Recent scientific research highlighting the multiple social discriminations, inequalities and asymmetries against those who have vulnerable Identities, susceptible social, cultural, racial, professional, and political backgrounds, confirms the maintenance of hegemonies and quasi-organizational capitalism at the administrative and organizational level, which still surfaces as a social and cultural archetype even in public and non-profit organizations.
7. Conclusion—Social and Political Implications
This paper proposes the abrogation of various asymmetries and social stereotypes in public and private organizations and generally in public life. The administrative hierarchy and generally the social, professional, systemic, institutional and political hierarchies should be composed not only of the dominant quasi-capitalists, who have multiple capitals that ensure the successful access to each field. On the contrary, minorities, and quasi-proletarians should play a leading role, as even if they belong to low-status social categories, some of them have leadership characteristics and increased human capital.
Decision-makers of organizations and policy-makers should do their self-criticism, conceding that social correlations, working conditions, selection criteria, and committees are not completely neutral, though they ought to be.
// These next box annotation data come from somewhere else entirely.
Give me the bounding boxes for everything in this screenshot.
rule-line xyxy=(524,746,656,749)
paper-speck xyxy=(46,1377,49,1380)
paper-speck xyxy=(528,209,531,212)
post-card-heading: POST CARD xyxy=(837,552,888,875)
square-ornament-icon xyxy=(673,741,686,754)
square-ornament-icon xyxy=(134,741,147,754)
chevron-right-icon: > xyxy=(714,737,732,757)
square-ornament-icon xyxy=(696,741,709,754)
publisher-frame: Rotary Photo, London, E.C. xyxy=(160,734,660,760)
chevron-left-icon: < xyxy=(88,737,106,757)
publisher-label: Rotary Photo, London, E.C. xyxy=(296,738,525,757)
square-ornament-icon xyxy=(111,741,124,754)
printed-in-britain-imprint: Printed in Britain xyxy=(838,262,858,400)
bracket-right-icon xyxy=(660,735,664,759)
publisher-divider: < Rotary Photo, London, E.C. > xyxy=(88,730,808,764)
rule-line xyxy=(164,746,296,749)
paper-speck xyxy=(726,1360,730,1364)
In addition to the necessary social sensitization, organizations could implement quota policies both on the composition of selection committees and the appointment of managers-leaders, eliminating discrimination against candidates belonging to minority groups. This reformation can empower the voice, social status, influence, the professional and administrative role of the underrepresented quasi-proletarians, thus establishing social justice and equality.
In conclusion, institutional, organizational, social, cultural, and political factors, which are external parameters, form the concealed and internal social correlations, affecting the self-perception, self-image, and aspirations of quasi-proletarians. Minority and stigmatized subgroups being afraid of various dominant hegemonies, emerging in the context of quasi-organizational capitalism, refrain from claiming a managerial position and a leading role. This fact is pessimistic, confirming that social categories are deprived of capital, which is socially delimited and have few opportunities to become leaders. It is also optimistic because we have as a society the potential to devastate this adverse establishment by reforming the collective unconscious, and emancipating it from biased stereotyped perceptions. Finally, we need to study and approach management and leadership from an anthropocentric and sociological point of view and not entirely in technocratic and instrumental terms, which dominate the field, thus constructing the Sociology of Educational Leadership.